In the war on terror, precision-guided weapons capable of conducting lethal stand-off attacks have solely belonged to the United States and its allies—until now. Drones have altered this reality and, with it, the balance of power in the fight against the Islamic State (ISIS) and others. Sadly, defensive measures currently in place to counter the drone threat are behind the power curve, and amount to little more than an ad hoc response to what has become one of the most pernicious threats on the battlefield today. Given its all-weather operability and proven effectiveness, the US and allied forces should leverage ballistic missile defense technology to counter the drone threat—but a scaled-down version is needed.
In January 2017, ISIS demonstrated the lethality of a technology it has been perfecting for over two years, dropping a bomb from a small drone that killed at least one soldier at an Iraqi military outpost.
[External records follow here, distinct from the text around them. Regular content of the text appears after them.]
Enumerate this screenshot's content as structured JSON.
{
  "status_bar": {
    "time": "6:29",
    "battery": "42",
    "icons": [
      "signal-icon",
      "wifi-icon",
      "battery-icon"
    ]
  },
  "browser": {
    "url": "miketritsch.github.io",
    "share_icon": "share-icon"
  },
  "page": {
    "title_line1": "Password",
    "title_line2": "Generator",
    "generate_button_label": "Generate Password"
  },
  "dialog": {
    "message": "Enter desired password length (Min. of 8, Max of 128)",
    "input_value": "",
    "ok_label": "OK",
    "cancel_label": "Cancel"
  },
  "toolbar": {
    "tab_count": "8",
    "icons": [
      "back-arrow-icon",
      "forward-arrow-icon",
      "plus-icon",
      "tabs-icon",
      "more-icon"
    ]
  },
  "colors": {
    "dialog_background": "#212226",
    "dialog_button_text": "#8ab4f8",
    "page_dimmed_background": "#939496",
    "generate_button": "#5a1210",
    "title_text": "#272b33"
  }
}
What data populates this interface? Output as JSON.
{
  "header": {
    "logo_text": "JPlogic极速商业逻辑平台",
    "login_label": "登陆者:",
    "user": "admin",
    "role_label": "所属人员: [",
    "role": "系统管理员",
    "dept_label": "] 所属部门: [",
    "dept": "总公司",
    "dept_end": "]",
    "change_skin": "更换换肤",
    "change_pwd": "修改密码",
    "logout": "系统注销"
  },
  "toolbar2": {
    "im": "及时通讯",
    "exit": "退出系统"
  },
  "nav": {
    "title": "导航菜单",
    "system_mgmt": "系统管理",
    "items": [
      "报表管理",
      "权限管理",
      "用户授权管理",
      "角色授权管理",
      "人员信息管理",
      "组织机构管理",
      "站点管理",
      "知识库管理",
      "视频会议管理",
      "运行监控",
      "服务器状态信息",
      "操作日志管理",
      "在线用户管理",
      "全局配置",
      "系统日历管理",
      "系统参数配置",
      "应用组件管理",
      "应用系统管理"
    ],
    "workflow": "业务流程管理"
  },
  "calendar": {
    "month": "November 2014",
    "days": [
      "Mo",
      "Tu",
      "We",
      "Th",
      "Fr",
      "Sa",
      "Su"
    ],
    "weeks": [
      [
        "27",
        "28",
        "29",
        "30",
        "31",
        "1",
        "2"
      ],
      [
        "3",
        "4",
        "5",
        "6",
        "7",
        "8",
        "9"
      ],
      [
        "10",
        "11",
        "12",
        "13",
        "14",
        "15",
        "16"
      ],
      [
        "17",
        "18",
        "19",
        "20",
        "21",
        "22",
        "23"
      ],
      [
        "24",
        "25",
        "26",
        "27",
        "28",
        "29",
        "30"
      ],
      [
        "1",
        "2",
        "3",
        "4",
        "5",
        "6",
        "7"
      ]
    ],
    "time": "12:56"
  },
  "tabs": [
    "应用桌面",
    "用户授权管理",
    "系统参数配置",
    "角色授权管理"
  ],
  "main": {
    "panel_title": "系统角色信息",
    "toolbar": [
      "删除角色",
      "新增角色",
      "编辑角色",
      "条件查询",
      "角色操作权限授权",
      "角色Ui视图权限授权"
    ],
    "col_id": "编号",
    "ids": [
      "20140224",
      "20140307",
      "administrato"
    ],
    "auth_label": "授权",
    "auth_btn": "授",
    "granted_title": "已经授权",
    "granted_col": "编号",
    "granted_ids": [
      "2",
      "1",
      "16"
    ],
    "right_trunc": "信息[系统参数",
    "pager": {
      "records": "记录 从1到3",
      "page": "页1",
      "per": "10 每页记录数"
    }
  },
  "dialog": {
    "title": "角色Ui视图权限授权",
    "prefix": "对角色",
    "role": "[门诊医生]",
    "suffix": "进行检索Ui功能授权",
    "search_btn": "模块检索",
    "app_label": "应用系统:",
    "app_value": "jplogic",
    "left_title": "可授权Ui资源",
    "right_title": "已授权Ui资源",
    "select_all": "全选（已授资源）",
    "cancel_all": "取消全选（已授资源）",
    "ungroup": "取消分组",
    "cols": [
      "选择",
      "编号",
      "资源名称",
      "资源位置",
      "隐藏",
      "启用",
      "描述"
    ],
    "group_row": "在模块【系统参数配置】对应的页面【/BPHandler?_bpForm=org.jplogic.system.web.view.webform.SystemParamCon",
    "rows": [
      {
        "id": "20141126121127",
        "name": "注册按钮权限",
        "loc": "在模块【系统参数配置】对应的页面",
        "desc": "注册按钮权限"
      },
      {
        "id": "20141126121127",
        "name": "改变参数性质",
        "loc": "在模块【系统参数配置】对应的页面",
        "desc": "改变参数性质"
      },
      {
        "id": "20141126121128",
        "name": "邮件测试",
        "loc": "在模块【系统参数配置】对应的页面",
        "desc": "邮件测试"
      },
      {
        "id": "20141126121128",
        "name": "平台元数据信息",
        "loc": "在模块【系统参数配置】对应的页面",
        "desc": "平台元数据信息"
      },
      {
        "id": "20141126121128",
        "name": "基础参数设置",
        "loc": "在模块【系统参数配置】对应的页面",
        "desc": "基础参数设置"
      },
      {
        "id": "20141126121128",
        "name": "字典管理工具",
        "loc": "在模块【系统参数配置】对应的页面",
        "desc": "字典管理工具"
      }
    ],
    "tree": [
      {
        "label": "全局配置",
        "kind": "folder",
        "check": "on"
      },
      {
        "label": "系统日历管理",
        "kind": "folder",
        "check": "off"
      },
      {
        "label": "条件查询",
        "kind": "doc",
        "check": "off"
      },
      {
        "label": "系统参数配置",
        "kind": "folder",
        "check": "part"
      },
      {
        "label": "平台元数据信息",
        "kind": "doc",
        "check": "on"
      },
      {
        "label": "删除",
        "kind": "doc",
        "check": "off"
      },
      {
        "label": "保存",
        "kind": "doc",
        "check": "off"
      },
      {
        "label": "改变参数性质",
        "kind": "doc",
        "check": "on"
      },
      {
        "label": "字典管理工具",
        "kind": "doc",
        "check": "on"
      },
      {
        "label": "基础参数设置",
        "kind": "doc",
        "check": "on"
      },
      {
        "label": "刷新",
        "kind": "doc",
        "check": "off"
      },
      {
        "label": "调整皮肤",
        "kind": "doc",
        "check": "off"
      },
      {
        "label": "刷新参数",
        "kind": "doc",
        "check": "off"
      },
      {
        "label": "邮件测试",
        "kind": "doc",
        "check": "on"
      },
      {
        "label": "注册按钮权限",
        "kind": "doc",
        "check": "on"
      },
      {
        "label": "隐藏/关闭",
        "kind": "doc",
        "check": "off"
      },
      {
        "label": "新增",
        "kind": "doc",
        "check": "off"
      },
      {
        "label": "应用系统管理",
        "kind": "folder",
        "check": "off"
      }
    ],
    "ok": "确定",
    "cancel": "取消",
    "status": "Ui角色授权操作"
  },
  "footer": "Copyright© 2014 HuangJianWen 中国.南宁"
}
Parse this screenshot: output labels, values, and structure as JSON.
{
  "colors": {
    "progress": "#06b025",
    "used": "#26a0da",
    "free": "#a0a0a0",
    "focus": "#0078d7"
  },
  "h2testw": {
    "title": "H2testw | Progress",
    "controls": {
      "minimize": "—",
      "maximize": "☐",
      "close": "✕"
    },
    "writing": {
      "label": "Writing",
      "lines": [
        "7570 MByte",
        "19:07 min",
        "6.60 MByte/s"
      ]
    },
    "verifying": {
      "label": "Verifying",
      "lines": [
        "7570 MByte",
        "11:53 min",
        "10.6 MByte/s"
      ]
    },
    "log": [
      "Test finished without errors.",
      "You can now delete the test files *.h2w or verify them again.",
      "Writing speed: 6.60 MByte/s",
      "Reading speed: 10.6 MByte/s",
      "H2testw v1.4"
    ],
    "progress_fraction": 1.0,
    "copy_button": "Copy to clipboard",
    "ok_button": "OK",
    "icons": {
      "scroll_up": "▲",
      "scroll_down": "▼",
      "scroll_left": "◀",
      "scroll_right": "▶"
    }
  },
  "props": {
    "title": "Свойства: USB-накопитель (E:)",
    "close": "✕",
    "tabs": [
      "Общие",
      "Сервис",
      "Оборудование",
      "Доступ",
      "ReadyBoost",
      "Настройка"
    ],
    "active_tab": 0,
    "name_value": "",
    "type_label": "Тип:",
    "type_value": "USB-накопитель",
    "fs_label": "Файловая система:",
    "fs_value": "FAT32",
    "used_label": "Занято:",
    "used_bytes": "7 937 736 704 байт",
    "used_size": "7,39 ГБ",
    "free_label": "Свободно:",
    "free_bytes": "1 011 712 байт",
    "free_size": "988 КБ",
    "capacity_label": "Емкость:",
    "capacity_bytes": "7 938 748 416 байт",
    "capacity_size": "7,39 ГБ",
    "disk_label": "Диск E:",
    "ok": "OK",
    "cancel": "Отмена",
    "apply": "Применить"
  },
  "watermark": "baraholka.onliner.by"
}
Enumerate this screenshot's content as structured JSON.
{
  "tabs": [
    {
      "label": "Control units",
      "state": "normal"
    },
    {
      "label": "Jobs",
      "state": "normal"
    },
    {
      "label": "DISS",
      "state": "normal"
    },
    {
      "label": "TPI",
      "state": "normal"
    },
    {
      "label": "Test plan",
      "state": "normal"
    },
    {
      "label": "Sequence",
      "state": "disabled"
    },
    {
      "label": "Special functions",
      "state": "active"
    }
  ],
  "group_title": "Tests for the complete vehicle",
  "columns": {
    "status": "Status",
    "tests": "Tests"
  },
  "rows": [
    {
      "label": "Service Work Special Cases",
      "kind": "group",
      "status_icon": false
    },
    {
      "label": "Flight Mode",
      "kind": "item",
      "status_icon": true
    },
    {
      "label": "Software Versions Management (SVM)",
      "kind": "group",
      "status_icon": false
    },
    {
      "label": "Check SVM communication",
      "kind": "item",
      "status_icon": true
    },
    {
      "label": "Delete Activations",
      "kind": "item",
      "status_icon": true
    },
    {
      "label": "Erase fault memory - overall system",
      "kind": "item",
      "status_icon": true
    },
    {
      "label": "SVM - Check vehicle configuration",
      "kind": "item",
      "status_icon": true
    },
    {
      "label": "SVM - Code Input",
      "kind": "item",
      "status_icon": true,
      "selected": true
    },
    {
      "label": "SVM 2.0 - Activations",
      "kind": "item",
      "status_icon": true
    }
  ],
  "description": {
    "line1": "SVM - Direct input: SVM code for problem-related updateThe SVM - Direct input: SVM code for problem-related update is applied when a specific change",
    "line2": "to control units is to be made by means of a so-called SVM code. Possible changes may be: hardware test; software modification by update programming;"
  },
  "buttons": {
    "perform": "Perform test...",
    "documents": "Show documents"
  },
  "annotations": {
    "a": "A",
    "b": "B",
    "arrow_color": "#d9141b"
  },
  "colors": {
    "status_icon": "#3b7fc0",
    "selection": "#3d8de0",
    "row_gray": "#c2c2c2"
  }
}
While notable, this attack was more than a one-off occurrence, and is instead part of a sustained campaign of drone use by terrorists. As Stars and Stripes has reported, drone sightings have become an almost daily occurrence for NATO forces in Afghanistan. Though the majority of these drones have been used for reconnaissance purposes, the sighting of a kamikaze drone last year in the Nagorno-Karbakh conflict between Azerbaijan and Armenia illustrates a drone’s ability to mimic a miniature guided missile—which would provide a significant technological leap forward for terrorist organizations such as ISIS.
Thus far, the technology put forth to counter this threat has been decidedly lackluster. Trained eagles, like those used by Dutch police, are fascinating to watch in action, but are unlikely to successfully take down any threat beyond a solitary hobbyist-sized drone. The same is true for equally sensational net guns, which come with the added limitation of needing to be within a few hundred feet of a drone. Radio waves and jamming devices possess the ability to thwart drones at distances up to a quarter mile, but risk bringing down explosives-laden drones on friendly forces or civilians nearby. Laser weapons can solve these problems in perfect conditions, but face limitations in inclement weather.
What can counter the unique threat by drones while avoiding the pitfalls mentioned above? Kinetic ballistic missile defense (BMD) technology. With automated tracking of incoming threats, BMD provides all-weather operability that minimizes possibilities for human error. More importantly, BMD offers enough destructive power to disable multiple drones at once if they are operating in a swarm—a tactic that has been mastered by the US and China, and is now being pursued by ISIS. What’s more, kinetic interceptors can destroy targets without the use of explosives, which minimizes the risk of collateral damage.
The primary argument against the use of kinetic BMD comes down to costs. At roughly $1,000 a piece for hobbyist drones, cost-effective countermeasures are hard to come by. Even Lockheed Martin’s Miniature Hit-to-Kill (MHTK) interceptor—a counter rocket, artillery, and mortar (C-RAM) system small enough to fit into a pickup truck—may at first blush seem hard to justify, considering its cost of roughly $16,000 per kill. However, this figure pales in comparison to the cost of one C-17 Globemaster, the ubiquitous Air Force cargo plane valued at approximately $200M per aircraft. Should ISIS begin targeting flightlines instead of security outposts, the price tag on each MHTK missile used to protect them becomes a pittance.
Surely the MHTK is no panacea, but it represents a step in the right direction in the fight against drones. The US Navy’s MK 15 Close-In Weapon System (CIWS) is well suited for this task as well, but at 13,600 lbs, it simply lacks the mobility necessary for ground troops. By contrast, the US Army’s present systems, such as PATRIOT missile batteries, are akin to a giant swatting at flies when faced by the threat posed by drones. Yet, for methods like the US Army’s Integrated Air & Missile Defense (IAMD) System of Systems to be truly integrated, warfighters must be able to counter small weaponized drones too. Rather than delaying the deployment of miniature BMD technology, the US military should be accelerating its roll-out and encouraging the development of BMD that pushes miniaturization even further.
As a result of the threat posed by drones, the assumption of US and allied air superiority on the battlefield may no longer hold true. While any single attack may not pose an existential threat, an endless series of attacks could amount to a death-by-a-thousand-cuts strategy that parallels—or even exceeds—the devastation caused by improvised explosive devices (IEDs). However, unlike IEDs, which have been difficult to defeat entirely, the technology to effectively counter weaponized drones exists today.
BMD technology provides a proven countermeasure to weaponized drones, and it has the potential to become even more effective with a push by the Department of Defense to further explore miniaturization. This effort should begin now, before the day comes when US troops’ can no longer afford to rely on jammers and net guns to fight the war on terror—and come it will.
—Collin Meisel is a Major General John G. Rossi Military Fellow at the Missile Defense Advocacy Alliance and a Master of Public Policy candidate at Georgetown University’s McCourt School of Public Policy. As a former Technical Sergeant in the United States Air Force, Collin has led airfield security missions in more than 40 nations, securing aircraft for the Vice President of the United States of America, Secretary of State, Secretary of Defense, and other national and military leaders.